How to Use this Blog

This blog is designed to be used like a cookbook. I've put tags on each recipe so you can go to the section on that topic just by clicking on the word in the cloud or the list. Some recipes are under more than one category to help you find what you're looking for.

Friday, June 24, 2011

Hot Dogs

Of course, I'm not going to tell you how to cook a hotdog.  Any dummy can do that and there are a thousand different ways to do it.  I'm going to tell you how to buy the most awesome hotdogs EVER.  Sorry to my out of town readers.  My advice is to find a local source for these kinds of dogs..

One of the many great things I gained in marrying well was an instant relationship with the family butcher.
 
My mother-in-law introduced me to Rudolph's Meat Market in downtown Dallas a few years into the marriage.  For some reason that I forget there was a meat shortage one year and grocery store cases were empty of fresh meat.  Some of them had even taken to filling the chests with canned hams and tuna.  I am not kidding.  I saw this with my own eyes.
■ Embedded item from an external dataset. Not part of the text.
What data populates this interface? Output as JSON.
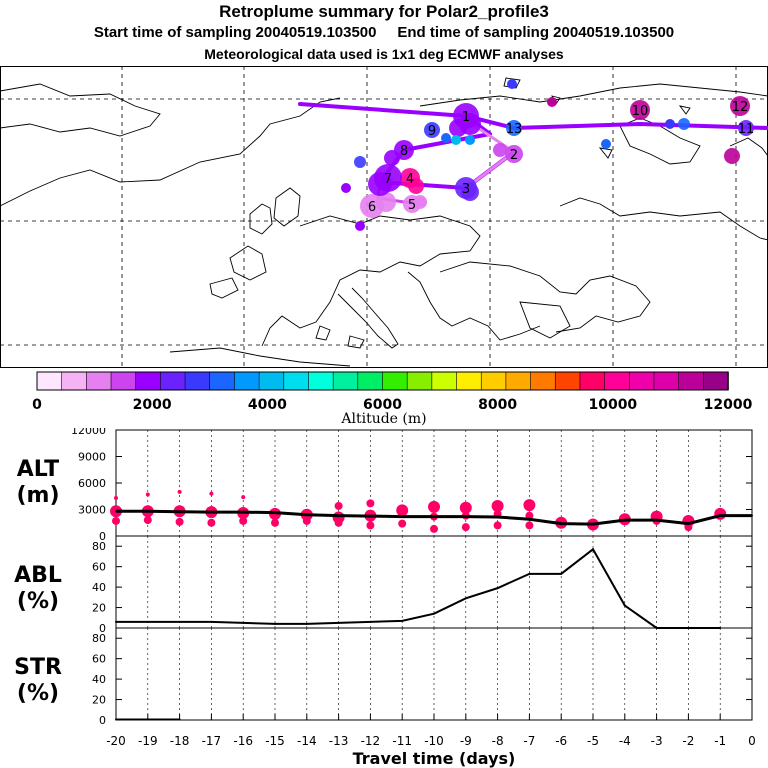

Blanche Els was never one to take any kind of restriction given her. She was the kind of woman who lit a cigarette on the way home from lung cancer surgery. So, when the meat section at the grocery stores emptied out she packed me up and took me to Rudolph's. 

They had all the standard meat you see in any butcher shop.  But they also made their own hotdogs.  The kind that are connected to each other by the casing.  Those long strings of hot dogs.  Beaven grew up on them and I always try to have them at those special hotdog occasions like July 4th.

I'm sure their regular meat was a cut above the rest but the location wasn't convenient and I've never been that picky so I only patronized Rudolph's when I needed hot dogs. One visit I was checking out and realized I had left my checkbook at home.  The guy waiting on me asked my name and was going to set the package aside for me until I returned.  When I told him "Els" it was like the massive doors to the City of Oz had flung open to me.  "Els?", he asked, "Are you from the Els family?"  Only a few sentences later I had my package in hand and was trusted enough to take the hot dogs with me until I returned with the money. Say what you like about girl power but it still pays to take your husband's last name sometimes.

I digress.  The point of the story is this:  Rudolph's Meat Market in downtown Dallas, Deep Elm, to be exact, is the only place I've ever seen who makes them strung together by the casing.  They are seasoned a bit more and are leaner.  My pickest eater, the granddaughter who will not allow her cheese to touch her meat patty,  loves Rudolph's hotdogs.  You have time to get some before July 4th.  Go ahead and get them now. They don't have the preservatives needed to keep them in the fridge very long.  Either eat them within a couple of days or freeze them.